Dear Sir,

As the use of anti-tumor necrosis factor α (anti-TNFα) treatment has grown, the increasing incidence of associated infectious complications, particularly tuberculosis, has emerged as the therapy’s main drawback.[1] Currently, screening for tuberculosis prior to initiation of treatment with anti-TNFα agents relies on clinical and radiographic assessment and the tuberculin skin test (TST).[2] In case of latent infection, a course of chemoprophylaxis with one of the accepted regimens should be instituted to prevent development of active disease due to exposure to anti-TNFα.[2,3,4]

Some interesting recent reports have focused on the prevention of tuberculosis in these patients. However, they may cause some misunderstanding, especially among physicians who are not used to dealing with the problem. [3,5,6) Firstly, it has been suggested that the TST is not helpful in patients receiving immunosuppressive therapy and therefore should not be performed;[3,5] secondly, based on the observation that some patients with initial negative TST become positive in the course of anti- TNFα therapy, another report recommends repeating the test after certain period of treatment.[6]

The latest guidelines of the British Thoracic Society (BTS) question the usefulness of the TST in patients on immunosuppressant treatment.[3] Given the test’s unreliability in patients receiving an immunosuppressive agent that is the majority, the guidelines argue against its use. The strategy they propose involves calculating the individual annual risk of tuberculous infection on the basis of clinical and epidemiological data such as age, ethnic group, and length of time in the developed country.[3,5] While accepting that the sensitivity of the TST in these circumstances is indeed lower with the impaired delayed-type hypersensitivity (DTH) due to the treatment or the disease itself,[7] it should be borne in mind that the clear decline in the incidence of active tuberculosis among patients receiving anti-TNFα has been achieved with the implementation of programs for detection and prevention of reactivation of latent disease, based mainly on the TST and chemoprophylaxis with isoniazid.[2-4] In addition, the critical level of immunosuppression above which the TST is not reliable for estimating the likelihood of anergy in a particular individual receiving immunosuppressive drugs is unknown at present.

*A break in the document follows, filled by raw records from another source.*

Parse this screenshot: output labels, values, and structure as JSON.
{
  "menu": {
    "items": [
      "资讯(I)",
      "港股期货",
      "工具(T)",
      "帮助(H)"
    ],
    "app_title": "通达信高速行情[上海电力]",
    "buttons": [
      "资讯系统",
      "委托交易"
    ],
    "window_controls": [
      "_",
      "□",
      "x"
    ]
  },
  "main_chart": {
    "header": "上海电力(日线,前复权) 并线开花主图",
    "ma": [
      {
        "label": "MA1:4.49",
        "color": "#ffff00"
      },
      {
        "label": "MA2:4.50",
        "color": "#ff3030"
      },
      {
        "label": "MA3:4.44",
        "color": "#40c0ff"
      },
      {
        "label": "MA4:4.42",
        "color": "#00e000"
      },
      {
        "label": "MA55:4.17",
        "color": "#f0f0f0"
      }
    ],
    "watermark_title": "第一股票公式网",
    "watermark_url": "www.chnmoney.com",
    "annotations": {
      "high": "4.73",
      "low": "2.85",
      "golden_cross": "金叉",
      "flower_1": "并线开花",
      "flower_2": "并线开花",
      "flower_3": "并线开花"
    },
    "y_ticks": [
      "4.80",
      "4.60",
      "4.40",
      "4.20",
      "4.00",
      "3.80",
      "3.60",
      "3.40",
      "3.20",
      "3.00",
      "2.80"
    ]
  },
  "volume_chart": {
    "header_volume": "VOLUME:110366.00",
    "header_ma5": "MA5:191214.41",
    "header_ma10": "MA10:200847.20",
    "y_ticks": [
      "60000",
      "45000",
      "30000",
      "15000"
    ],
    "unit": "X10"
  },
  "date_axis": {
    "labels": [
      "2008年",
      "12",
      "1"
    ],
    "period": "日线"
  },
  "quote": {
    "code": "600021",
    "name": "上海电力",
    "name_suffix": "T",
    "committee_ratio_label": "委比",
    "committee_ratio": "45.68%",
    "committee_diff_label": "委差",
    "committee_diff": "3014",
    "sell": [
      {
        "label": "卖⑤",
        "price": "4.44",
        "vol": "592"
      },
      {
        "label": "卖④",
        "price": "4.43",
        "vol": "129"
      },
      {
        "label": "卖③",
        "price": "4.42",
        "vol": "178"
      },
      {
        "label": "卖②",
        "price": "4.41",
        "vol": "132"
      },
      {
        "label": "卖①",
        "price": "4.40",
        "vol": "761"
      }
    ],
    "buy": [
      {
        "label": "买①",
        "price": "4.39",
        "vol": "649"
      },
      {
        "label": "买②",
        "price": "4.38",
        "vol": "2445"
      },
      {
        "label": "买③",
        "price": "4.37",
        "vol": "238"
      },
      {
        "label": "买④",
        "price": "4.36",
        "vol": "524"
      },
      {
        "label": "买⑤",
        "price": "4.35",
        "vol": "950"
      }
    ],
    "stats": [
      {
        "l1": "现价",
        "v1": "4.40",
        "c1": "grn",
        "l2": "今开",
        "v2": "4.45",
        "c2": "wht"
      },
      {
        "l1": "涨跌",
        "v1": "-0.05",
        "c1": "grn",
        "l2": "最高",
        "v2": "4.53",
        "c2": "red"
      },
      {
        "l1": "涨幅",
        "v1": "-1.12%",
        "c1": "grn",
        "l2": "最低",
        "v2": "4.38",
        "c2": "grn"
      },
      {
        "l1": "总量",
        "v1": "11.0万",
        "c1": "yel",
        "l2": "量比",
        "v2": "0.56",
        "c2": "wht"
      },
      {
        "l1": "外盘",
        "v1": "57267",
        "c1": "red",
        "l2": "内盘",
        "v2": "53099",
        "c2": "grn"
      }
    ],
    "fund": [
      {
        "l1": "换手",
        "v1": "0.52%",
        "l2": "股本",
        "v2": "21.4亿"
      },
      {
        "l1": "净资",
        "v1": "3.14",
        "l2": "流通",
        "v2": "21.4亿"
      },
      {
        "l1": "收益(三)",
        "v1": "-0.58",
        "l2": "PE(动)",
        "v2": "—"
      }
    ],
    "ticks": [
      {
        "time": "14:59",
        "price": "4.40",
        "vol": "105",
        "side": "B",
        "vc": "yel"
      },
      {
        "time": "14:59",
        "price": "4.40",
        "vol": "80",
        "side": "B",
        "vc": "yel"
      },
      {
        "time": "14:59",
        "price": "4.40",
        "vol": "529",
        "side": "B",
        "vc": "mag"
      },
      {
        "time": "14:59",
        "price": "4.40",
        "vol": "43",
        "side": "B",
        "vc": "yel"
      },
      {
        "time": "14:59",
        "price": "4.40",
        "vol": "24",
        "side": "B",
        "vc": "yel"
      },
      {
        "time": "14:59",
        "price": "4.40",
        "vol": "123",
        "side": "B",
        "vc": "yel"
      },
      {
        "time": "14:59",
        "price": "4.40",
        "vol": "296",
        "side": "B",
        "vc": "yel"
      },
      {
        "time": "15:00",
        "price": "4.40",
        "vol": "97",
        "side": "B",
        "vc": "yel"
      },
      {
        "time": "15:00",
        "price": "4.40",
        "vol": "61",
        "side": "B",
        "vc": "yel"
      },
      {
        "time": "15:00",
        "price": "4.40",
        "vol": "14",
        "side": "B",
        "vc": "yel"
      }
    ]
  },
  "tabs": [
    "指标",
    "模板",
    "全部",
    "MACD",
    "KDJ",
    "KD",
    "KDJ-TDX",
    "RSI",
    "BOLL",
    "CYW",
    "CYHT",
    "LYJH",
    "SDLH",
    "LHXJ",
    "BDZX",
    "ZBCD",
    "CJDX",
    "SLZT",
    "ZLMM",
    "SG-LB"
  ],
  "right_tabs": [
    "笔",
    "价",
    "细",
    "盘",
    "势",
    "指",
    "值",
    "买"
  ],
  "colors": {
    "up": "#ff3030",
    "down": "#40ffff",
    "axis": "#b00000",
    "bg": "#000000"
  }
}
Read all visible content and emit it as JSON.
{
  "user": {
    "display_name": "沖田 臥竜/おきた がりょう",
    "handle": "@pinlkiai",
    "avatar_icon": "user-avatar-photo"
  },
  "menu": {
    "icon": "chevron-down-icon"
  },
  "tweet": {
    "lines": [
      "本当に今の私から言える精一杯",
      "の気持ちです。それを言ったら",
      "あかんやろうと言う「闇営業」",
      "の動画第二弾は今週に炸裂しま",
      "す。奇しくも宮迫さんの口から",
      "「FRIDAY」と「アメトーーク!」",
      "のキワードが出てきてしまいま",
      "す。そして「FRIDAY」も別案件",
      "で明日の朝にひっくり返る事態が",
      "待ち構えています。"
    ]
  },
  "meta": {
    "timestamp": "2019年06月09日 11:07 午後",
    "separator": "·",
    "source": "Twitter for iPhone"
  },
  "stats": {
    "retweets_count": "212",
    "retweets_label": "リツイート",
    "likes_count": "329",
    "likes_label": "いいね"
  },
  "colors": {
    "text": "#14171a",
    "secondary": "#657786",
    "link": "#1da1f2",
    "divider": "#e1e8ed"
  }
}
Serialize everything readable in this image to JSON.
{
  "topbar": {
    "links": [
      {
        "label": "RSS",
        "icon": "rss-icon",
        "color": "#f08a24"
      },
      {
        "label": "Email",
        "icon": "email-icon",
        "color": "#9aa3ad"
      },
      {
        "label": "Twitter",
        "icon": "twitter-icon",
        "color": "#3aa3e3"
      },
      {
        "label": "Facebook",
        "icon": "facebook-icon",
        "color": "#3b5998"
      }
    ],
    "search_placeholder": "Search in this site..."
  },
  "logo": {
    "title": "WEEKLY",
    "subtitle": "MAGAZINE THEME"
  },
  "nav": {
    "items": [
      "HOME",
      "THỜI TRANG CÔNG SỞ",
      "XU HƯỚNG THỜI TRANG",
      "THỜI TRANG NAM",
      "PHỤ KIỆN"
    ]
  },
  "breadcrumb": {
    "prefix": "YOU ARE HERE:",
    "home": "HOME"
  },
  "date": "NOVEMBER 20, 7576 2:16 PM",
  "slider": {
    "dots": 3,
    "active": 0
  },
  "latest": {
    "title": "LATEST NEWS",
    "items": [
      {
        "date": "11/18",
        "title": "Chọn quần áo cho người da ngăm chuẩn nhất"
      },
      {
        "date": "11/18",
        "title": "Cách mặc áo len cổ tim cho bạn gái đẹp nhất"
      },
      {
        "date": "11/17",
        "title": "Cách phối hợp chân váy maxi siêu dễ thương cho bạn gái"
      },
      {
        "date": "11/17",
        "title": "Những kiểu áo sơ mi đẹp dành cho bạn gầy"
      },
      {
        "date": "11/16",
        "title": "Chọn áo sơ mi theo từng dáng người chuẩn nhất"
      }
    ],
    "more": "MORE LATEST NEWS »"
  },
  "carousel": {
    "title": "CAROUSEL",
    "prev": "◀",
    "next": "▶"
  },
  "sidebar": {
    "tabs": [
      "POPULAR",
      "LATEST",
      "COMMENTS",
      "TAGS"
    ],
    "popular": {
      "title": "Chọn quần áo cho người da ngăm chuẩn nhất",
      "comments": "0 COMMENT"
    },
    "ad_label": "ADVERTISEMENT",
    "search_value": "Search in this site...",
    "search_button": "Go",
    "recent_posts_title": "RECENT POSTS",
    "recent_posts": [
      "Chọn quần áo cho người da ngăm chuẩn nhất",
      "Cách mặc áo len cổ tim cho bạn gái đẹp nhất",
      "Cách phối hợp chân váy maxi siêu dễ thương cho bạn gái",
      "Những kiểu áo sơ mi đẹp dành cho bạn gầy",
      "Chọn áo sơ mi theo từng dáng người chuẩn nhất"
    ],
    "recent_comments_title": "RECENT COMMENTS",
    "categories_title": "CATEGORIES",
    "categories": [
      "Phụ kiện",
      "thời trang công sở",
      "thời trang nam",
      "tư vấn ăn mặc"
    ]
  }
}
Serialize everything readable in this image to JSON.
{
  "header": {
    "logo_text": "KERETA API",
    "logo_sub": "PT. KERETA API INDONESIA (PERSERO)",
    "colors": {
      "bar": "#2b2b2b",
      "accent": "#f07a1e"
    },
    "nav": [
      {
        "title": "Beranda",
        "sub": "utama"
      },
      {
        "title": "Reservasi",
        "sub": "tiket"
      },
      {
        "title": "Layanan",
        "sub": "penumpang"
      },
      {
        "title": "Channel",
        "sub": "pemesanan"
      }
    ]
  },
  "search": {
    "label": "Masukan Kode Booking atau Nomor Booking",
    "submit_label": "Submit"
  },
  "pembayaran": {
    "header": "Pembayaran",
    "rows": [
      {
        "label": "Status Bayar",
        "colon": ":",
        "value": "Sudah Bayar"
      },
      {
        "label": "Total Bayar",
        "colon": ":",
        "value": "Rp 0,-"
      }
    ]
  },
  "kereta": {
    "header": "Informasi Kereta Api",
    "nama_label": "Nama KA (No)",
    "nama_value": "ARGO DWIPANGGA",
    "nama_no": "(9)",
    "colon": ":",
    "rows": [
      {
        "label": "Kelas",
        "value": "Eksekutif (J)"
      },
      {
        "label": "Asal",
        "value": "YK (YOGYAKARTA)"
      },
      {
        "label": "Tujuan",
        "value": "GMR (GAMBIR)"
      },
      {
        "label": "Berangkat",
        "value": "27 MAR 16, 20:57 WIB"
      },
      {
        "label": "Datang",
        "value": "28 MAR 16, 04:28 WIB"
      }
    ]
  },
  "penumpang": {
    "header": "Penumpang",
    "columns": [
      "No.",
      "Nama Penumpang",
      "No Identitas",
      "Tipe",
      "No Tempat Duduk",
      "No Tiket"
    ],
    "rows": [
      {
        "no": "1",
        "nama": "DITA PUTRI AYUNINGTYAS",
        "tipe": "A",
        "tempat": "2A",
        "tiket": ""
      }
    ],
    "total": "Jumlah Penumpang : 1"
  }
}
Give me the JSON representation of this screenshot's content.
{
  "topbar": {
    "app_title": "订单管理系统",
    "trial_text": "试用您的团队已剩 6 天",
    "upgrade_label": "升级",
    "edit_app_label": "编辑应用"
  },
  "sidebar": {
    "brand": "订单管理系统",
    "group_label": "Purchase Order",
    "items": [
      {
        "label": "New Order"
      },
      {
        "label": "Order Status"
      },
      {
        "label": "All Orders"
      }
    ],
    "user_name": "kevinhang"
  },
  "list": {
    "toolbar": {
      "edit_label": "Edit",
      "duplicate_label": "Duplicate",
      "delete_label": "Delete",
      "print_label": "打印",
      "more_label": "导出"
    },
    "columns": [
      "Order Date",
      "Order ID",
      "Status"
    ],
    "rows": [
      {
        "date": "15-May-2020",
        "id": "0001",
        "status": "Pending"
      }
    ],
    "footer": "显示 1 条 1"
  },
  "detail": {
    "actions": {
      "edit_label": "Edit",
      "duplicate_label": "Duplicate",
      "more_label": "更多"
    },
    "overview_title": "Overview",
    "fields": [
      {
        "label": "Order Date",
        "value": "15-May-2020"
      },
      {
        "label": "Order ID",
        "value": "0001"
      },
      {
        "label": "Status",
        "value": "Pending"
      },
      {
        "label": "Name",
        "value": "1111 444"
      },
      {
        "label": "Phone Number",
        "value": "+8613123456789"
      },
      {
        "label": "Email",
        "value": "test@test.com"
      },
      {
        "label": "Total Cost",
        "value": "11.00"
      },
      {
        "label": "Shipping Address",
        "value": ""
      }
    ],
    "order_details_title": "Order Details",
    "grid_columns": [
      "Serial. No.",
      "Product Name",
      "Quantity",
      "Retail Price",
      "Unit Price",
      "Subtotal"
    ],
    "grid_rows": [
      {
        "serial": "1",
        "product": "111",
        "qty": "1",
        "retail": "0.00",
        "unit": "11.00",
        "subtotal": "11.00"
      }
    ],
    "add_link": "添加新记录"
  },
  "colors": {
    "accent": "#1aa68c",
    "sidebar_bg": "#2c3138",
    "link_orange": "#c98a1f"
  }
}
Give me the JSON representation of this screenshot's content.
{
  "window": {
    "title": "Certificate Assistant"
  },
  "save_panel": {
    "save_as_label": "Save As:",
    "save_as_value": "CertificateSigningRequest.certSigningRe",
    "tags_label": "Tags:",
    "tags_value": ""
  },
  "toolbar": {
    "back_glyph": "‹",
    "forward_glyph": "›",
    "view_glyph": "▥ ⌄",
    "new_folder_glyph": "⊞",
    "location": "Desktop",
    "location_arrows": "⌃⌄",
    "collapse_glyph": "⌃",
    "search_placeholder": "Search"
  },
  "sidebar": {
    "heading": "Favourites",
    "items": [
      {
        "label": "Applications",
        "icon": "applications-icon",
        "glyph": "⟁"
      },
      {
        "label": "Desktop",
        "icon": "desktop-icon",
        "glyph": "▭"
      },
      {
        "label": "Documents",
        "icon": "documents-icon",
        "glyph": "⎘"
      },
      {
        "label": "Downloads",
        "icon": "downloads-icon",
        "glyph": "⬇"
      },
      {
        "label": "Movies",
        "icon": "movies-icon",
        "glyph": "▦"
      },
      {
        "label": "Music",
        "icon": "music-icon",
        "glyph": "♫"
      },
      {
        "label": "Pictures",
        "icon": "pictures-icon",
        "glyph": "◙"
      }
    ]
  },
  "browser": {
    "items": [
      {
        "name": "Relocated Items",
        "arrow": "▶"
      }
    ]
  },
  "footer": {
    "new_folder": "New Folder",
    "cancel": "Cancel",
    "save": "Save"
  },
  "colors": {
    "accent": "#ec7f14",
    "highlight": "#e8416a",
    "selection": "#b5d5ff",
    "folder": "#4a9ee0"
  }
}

In another report published in this journal,[6] Joven BE et al. prospectively studied 61 patients with rheumatic disease, mostly rheumatoid arthritis, treated with infliximab. Interestingly, after 54 weeks of treatment, 3 of 48 (6.3%) patients with initially negative TST became positive, and 1 of 13 (7.6%) positive at initial TST became negative. What is more, in patients with positive initial TST, the mean induration diameter increased. The authors concluded that antiTNFα agents, rather than interfering with the cellular immune response to mycobacterial antigens, can actually improve the diagnostic value of the TST by improving the anergy associated with active arthritis. They suggest repeating TST in patients with an initial negative test after a period with anti-TNFα treatment.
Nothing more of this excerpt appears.